Consider Robert Frost’s 1916 poem “The Road Not Taken,” if you don’t mind going on this little journey with me. The general interpretation is the quintessential “what if” scenario where people try to figure out if they made the right choice versus just doing or accepting either option. If you are consistent, you may consistently spend minutes, hours, days thinking about which option to take. If you are consistent, you may consistently choose the first option presented to you (e.g. the closest, the shortest, the most scenic – whatever your normal preference is…). BUT…

What if your consistency is based on your gut instinct? I’ve found that in the 10% of times when I am supposedly inconsistent, I’m acting on some internal adrenaline change. A built-up knowledge base, hidden beneath the surface, which acts on my behalf when I’m unfocused or disinterested. Do I find those unusual and abnormal decisions character-weakening or strengthening?

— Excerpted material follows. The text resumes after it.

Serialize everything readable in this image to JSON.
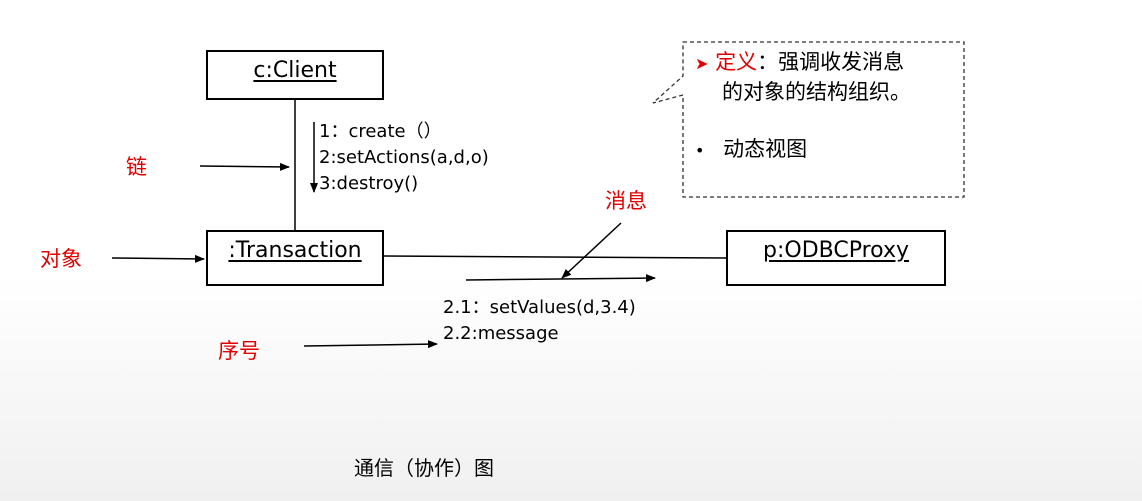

Strengthening… because if I live 90% of life being consistent, that hidden 10% reacting to something new and different is still based on 90% consistency, thereby offering a higher chance of success. It would take some climactic event to truly alter the intrinsic values and thought-patterns I’ve assembled over the years.

That said… the challenge I see here is how to exponentially expose the 10% to newer and alternative options which I can analyze and consume, leading to even stronger depths. I want to and should keep the 10%, but their contents should not be static; they should grow with each new, learned set of behaviors.

Way too psychological. Simply said: Be sure the consistency is challenged from time to time; don’t let spontaneity become the only way you’ll take a risk. Even an educated one.